Consumer wants and needs
It’s this type of thinking that bridges the gap between what what’s good for the customer and what the customer is likely to purchase. If a person chooses to have lunch in a fast food outlet or dinner in a fine dining restaurant, they are fulfilling a want that is not based on their nutritional needs
However, people who eat in institutions such as hospitals, school cafeterias or workplace staff restaurants are mainly a captive audience and institutions which provide food to cater for these people have a responsibility to ensure they are providing the right nutrition to the right people.
It’s the institutional chef’s job to bridge the gap between the customer wants and the right nutrition to give to the customer and recipe reformulation in the way to do this.

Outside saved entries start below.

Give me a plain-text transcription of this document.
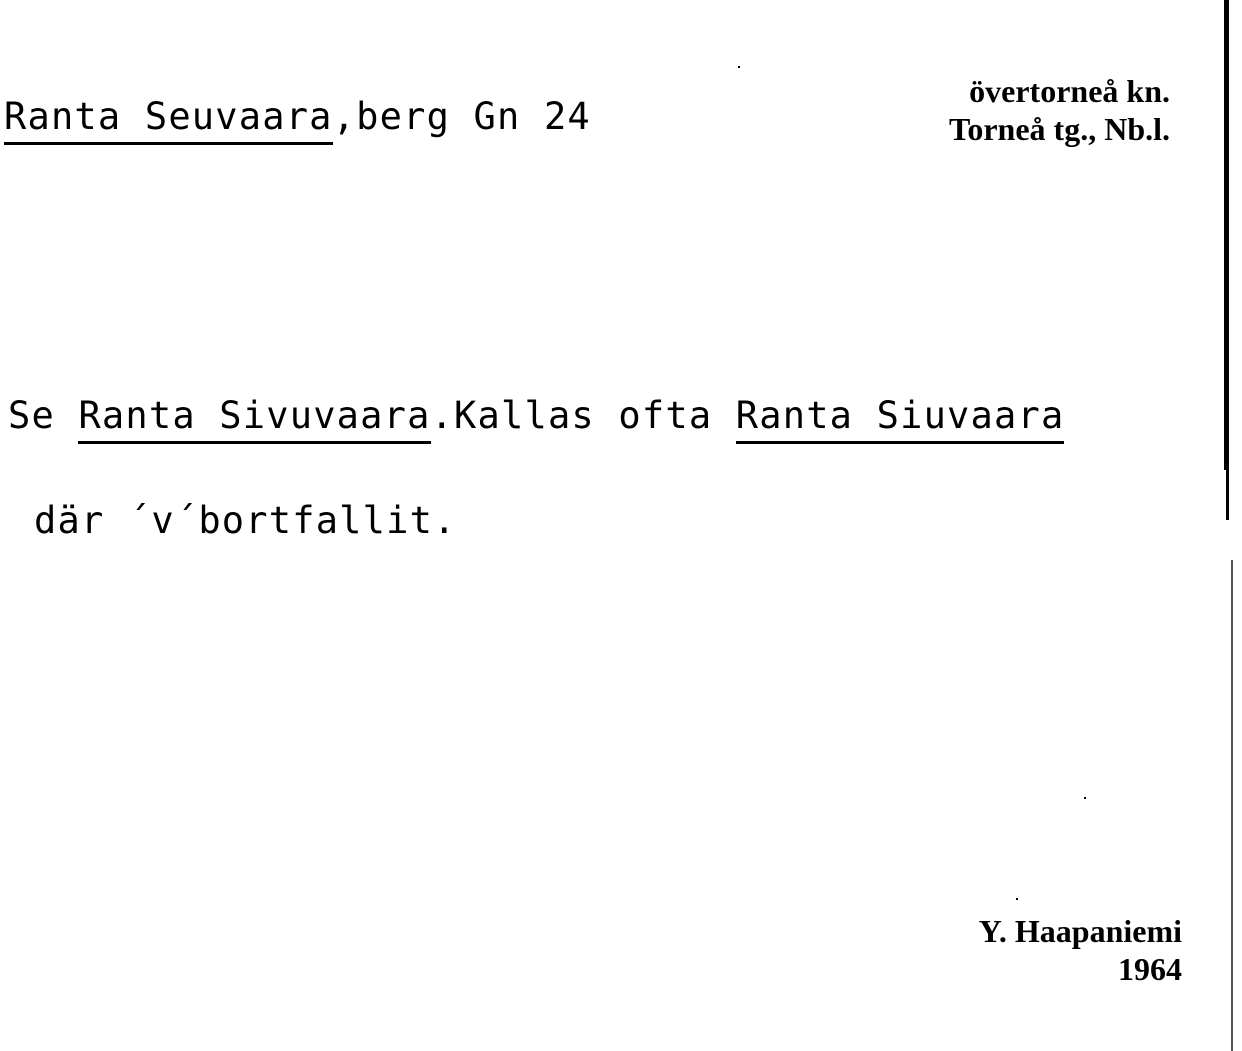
Ranta Seuvaara,berg Gn 24
övertorneå kn.
Torneå tg., Nb.l.
Se Ranta Sivuvaara.Kallas ofta Ranta Siuvaara
där ´v´bortfallit.
Y. Haapaniemi
1964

Institutional chefs know their customers well so if its lasagne on a Tuesday, shepherd’s pie on a Thursday, fish and chips on a Friday this can all be catered for by recipe reformulation using high fibre ingredients in lieu of starches and even proteins.
Recipes are not sacred, even classical ones. There has never been more online tools and resources at the disposal of chefs to let them know the nutritional breakdown of what they are producing. By reformulating their recipes with imagination and the right ingredients they can give their patrons what they want, in a way that will provide them nutritionally with what they need.
About John Core:
I am a Group Business Manager with Sodexo and have been professional chef for nearly 25 Years.
I started my training at a local steakhouse before gaining my professional qualification in IT Tallaght in 2001. Since then I have gone on to work in various restaurants, hotels and my own event catering operations across Ireland and abroad before progressing into corporate catering management with Sodexo in 2007.
Although not active in the kitchen every day I still have an active role in developing food offers, specialising in recipe reformulation to enhance the nutrition of new and existing recipes.
I’ve won numerous awards with Sodexo for both food quality and healthy eating in the catering services I oversee.
Originally from Dublin, I lived in Kilkenny for many years before moving to my current home in coastal Wexford.